Even after Castillo toned down his rhetoric, only a small portion of the undecided segment of voters said they would consider voting for him. Many had been convinced that Vladimir Cerron, the avowedly Marxist leader of Castillo’s party, Peru Libre, was calling the shots from behind the scenes. In fact, one of the main themes of the right-wing propaganda blitz of recent weeks has been presenting Cerron as the real power behind Castillo’s throne.

The focus on Cerron was particularly damaging given that a criminal verdict against him was recently lifted by a notoriously unscrupulous judge. Issued during the most heated days of the election, the decision appeared suspicious, and now poses a serious risk of inflaming an already explosive situation by sending more people to the streets in opposition to Cerron’s return to political influence.

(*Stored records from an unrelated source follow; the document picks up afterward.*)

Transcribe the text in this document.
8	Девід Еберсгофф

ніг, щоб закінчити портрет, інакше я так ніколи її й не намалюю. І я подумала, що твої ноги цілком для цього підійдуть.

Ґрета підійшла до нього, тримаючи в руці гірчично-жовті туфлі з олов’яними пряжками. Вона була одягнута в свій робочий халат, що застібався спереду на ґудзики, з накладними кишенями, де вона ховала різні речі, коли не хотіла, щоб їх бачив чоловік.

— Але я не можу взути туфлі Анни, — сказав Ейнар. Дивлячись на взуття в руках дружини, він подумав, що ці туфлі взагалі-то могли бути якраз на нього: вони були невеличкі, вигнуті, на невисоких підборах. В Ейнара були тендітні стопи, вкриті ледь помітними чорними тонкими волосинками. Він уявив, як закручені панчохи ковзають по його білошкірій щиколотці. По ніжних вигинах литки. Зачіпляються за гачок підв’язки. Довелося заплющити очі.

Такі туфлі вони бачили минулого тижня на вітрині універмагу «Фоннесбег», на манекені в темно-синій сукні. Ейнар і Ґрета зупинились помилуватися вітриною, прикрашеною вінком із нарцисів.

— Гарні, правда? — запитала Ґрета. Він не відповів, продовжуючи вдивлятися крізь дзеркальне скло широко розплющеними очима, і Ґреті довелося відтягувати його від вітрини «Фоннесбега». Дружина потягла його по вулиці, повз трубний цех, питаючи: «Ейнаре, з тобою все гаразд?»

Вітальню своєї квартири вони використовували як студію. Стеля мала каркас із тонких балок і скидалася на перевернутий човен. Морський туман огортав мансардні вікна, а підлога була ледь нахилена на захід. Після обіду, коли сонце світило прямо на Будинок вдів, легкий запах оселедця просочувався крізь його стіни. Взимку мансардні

Peru Libre is constituted in part by education syndicalists like Castillo, but also maintains loose ties to MOVADEF, a political movement that seeks amnesty for convicted terrorists. Its members actively participate in different branches of the same public syndicate as the left-wing teacher and de facto President. This is why many citizens taken in by the right-wing media’s fear mongering regard the surge of Peru Libre as a “terrorist threat.”

However, the accusation is simply baseless. In reality, Castillo was a “rondero” who helped lead peasant civilian militias that were officially recognized by the Peruvian government to defend small towns in the Andes against the Shining Path terrorist cells during the 1980s and early ’90s.

Indeed, the stigmatized MOVADEF members do not promote violence; instead, they advocate political participation and reconciliation between fully rehabilitated former terrorists and the citizenry at large.

Following a deluge of anti-communist propaganda aimed at reviving the ghosts of modern Peru’s darkest days, and without an impartial or remotely professional press to counterbalance it, the country is entering into dangerous territory. History, however, seems already written: international institutions, and even establishmentarian entities, are rejecting Keiko’s caustic ploys and recognizing Pedro Castillo as the next president of Peru.